2- Adidas Chronograph watch, really thick watch, fairly heavy, i especially like the bracelet in this one!!

3- Fossil Chronograph watch, really big watch, really comfortable to wear, and fantastic dial, with unusual yellow lume!!

4- Police "navy" Chronograph, this is my everyday watch, love the unusual ionised black case/dial, a real head turned i have so many comments on this particular watch, i imagine the battery is on its way out!! lasted me nearly 4 years!!

5- Seiko "daytona" Chronograph watch, feels great, not too heavy, a great all-rounder, feels well made!!

6- Diesel 1053, My first watch, i bought this for my 16th birthday, love this watch, i will never sell this!!

7- D&G "ibiza people" watch, really heavy solid watch, fantastic quality, nice wide bracelet, quite unusual, this model comes in a number of coloured dials, (black, brown, electric blue, electric orange)
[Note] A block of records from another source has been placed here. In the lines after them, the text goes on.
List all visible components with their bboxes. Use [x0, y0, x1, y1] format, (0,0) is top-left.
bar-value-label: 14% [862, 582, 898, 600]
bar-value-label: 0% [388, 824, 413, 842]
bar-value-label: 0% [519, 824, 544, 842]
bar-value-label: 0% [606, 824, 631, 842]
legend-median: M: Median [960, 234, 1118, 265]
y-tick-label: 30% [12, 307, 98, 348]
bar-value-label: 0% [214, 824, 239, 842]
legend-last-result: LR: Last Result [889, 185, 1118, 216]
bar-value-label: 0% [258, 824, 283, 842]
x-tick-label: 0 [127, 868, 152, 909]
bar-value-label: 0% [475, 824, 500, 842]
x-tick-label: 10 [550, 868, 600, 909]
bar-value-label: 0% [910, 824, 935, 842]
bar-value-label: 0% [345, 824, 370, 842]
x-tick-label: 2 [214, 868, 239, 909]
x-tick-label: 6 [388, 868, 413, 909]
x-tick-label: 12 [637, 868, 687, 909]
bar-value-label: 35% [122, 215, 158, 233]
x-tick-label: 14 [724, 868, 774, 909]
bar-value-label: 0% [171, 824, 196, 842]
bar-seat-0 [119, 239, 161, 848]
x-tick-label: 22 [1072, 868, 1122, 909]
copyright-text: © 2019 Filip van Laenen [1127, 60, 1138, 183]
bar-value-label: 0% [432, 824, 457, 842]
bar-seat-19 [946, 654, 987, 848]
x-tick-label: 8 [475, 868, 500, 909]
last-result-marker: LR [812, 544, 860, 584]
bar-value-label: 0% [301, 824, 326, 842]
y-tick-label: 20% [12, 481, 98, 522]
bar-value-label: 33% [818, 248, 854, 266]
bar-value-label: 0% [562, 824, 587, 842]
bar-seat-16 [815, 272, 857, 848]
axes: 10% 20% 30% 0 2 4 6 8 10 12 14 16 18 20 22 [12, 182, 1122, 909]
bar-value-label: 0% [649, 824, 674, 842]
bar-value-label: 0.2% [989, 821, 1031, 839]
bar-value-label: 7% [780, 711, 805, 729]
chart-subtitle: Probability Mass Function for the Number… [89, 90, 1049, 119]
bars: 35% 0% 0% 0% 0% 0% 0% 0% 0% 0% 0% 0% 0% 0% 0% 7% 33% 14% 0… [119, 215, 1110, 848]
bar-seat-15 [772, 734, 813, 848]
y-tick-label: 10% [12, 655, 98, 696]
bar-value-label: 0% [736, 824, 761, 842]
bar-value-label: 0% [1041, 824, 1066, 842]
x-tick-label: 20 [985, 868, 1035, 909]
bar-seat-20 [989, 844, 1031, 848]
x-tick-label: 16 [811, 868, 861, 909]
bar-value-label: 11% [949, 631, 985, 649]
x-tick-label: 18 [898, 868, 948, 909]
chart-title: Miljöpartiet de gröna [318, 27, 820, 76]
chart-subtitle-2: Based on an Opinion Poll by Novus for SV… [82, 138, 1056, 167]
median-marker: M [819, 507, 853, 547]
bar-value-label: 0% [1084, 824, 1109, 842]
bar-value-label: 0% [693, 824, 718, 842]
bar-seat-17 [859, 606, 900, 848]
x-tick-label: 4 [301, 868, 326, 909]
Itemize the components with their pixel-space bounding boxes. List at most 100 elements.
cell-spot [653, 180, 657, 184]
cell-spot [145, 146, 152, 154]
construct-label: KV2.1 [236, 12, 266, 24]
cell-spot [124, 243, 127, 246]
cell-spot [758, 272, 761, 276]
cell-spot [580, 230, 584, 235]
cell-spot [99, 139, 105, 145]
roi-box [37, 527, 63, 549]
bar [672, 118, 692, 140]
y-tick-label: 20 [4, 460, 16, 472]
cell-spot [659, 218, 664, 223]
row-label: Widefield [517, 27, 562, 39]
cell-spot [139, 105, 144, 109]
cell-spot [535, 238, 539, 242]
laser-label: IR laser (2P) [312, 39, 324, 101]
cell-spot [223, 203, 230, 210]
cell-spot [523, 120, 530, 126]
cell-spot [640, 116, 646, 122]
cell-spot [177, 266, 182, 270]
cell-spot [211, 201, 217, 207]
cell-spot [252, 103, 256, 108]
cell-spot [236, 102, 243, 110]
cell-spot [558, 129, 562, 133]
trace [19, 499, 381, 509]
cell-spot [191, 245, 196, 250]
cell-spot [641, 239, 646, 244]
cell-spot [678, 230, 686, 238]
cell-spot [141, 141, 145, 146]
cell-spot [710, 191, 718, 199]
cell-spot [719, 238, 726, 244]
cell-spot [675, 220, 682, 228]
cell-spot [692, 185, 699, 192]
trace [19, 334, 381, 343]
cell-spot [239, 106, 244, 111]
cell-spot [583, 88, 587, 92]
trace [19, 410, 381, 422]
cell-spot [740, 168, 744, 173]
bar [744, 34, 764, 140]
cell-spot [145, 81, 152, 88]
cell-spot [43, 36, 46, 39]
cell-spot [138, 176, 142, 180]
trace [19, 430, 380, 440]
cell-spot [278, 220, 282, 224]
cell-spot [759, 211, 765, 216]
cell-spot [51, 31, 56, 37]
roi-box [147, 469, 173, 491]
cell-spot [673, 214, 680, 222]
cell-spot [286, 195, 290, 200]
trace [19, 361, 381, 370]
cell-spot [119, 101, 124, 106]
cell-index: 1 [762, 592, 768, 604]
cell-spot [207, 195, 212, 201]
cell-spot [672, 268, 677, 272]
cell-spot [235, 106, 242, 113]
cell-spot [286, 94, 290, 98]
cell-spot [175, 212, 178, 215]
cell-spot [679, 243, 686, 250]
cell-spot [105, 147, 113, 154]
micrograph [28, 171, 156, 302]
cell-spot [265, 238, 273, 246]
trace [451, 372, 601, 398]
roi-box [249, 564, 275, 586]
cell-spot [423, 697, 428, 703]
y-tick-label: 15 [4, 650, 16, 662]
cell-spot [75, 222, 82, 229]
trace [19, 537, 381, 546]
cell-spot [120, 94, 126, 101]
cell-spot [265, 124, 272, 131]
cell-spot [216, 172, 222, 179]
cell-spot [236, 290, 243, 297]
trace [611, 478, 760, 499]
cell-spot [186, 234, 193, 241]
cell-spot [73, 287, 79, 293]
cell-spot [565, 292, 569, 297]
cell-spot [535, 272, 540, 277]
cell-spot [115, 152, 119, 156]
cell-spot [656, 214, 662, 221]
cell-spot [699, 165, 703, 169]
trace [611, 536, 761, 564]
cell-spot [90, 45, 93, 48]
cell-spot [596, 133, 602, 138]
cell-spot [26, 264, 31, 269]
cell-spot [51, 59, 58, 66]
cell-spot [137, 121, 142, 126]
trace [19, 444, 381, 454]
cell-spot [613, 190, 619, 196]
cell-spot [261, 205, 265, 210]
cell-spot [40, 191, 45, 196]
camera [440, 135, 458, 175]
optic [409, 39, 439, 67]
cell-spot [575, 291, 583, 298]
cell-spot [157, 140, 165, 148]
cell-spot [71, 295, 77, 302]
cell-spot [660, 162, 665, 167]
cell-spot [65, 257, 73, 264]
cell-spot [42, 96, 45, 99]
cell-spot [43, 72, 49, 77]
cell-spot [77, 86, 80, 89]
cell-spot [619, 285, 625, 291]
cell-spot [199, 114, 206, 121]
8- Diesel Multi-dial watch, unusual strap which i love, similar to Swatch models, with plastic inserts between the links. (now dead)

*WRIST SHOT*










*FOSSIL CLOSE UP*










*ADIDAS CLOSE UP*










*POLICE CLOSE UP*










I hope you enjoy my first "real" post, and enjoy the pictures as much as i enjoy the watches!! :thumbup:


----------



## Guest (Jul 14, 2010)

The Diesel 1053 looks like something a Hollywood actor might wear. I can't put my finger on it, but it just seems to be something you could expect to see on the wrist of someone in a car chase.


----------



## jizzle (Jul 11, 2010)

Om_nom_nom_Watches! said:


> The Diesel 1053 looks like something a Hollywood actor might wear. I can't put my finger on it, but it just seems to be something you could expect to see on the wrist of someone in a car chase.


Awesome!! Thanks for the compliment!!  What attracted me to the watch, was the bracelet, and the dial, the hands actually go under the baton markers!!


----------



## BlueKnight (Oct 29, 2009)

I really dig your 'fur ball' groupings. Very nice. Two thumbs-up!
















(Edit:typo)


----------



## sam. (Mar 24, 2010)

Great picks Jizzle,thanks for sharing your collection with us! :thumbsup:


----------